All of this means that thoroughly understanding program behavior is very hard, yet such a thorough understanding is the core prerequisite for a SELinux policy that is both correct and secure. Even when you've got a thorough understanding once, the issue with libraries means that it can be kicked out from underneath you by a library update.
(Such insufficient understanding of program behavior is almost certainly the root cause of a great many of the SELinux issues that got fixed here.)
This complexity is inherent in trying to understand program behavior
in the unconfined environment of a general Unix system, where
programs can touch devices in
/dev, configuration files under
/etc, run code from libraries in
/lib, run helper programs from
/usr/bin, poke around in files in various places in
/var, maybe read things from
network calls to various services, and so on. All the while they're
not supposed to be able to look at many things from those places
or do many 'wrong' operations. Your program that does DNS lookups
likely needs to be able to make TCP connections to port 53, but you
probably don't want it to be able to make TCP connections to port
25 (or 22). And maybe it needs to make some additional connections
to local services, depending on what NSS libraries got loaded by
glibc when it parsed
(Cryptography libraries have historically done some really creative
and crazy things on startup in the name of trying to get some
additional randomness, including reading
/etc/passwd and running
netstat. Yes, really (via).)
SELinux can be simple, but it requires massive reorganization of a
typical Linux system and application stack. For example, life would
be much simpler if all confined services ran inside defined directory
trees and had no access to anything outside their tree (ie everything
chroot()'d or close to it); then you could write
really simple file access rules (or at least start with them).

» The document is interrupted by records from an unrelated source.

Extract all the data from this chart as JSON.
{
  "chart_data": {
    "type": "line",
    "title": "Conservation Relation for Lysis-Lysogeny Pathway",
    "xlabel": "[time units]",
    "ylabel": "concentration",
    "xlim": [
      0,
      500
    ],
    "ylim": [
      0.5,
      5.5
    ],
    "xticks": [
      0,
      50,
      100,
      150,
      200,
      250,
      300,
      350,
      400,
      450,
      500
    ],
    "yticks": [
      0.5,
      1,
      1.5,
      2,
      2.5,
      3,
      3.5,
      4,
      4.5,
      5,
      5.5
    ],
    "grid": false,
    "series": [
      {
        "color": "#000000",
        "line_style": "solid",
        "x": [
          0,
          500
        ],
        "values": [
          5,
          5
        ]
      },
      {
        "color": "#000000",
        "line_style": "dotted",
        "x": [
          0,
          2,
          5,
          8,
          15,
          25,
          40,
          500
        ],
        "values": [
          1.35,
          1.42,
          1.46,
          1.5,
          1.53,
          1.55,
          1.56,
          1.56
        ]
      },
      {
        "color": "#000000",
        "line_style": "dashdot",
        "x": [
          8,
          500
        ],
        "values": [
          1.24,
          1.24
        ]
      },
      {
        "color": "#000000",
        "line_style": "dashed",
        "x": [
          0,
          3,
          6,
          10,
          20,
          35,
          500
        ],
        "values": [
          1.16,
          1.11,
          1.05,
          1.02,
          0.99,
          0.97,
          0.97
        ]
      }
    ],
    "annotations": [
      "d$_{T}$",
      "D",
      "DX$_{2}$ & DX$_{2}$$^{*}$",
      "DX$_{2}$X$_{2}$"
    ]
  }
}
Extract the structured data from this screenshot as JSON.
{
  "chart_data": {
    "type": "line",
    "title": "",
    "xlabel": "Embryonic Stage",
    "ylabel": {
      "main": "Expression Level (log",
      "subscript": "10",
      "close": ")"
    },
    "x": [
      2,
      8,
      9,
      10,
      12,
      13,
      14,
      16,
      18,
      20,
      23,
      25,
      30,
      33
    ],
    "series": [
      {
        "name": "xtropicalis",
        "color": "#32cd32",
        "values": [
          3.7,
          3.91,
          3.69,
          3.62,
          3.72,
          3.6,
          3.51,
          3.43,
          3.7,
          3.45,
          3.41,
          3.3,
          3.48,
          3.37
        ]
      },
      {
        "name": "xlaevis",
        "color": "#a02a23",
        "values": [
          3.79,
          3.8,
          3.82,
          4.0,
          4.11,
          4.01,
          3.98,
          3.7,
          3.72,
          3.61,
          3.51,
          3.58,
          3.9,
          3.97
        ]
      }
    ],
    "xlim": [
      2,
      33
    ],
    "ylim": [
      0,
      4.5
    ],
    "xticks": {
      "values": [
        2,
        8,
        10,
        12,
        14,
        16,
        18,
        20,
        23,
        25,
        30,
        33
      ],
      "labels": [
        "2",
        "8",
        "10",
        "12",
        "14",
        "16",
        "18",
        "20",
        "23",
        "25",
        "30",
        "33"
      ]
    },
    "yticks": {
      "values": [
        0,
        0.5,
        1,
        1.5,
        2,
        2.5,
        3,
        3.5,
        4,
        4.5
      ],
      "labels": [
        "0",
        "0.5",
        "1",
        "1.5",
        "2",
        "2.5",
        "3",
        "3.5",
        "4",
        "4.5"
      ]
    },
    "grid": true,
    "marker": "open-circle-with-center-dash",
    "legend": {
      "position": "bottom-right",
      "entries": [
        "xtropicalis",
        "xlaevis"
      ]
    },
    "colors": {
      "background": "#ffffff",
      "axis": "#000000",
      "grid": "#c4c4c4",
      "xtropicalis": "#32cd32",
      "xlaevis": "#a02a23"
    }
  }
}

Similar things could be done with services provided to applications
(for example, 'all logging must be done through this interface'),
requirements to explicitly document required incoming and outgoing
network traffic, and so on.
(What all of these do is make it easier to understand expected program behavior, either by limiting what programs can do to start with or by requiring them to explicitly document their behavior in order to have it work at all.)
Sidebar: the configuration change problem
The problem gets much worse when you allow system administrators to substantially change the behavior of programs in unpredictable ways by changing their configurations. There is no scalable automated way to parse program configuration files and determine what they 'should' be doing or accessing based on the configuration, so now you're back to requiring people to recreate that understanding of program behavior, or at least a fragment of it (the part that their configuration changes affected).
This generously assumes that all points where sysadmins can change program configuration come prominently marked with 'if you touch this, you need to do this to the SELinux setup'. As you can experimentally determine today, this is not the case.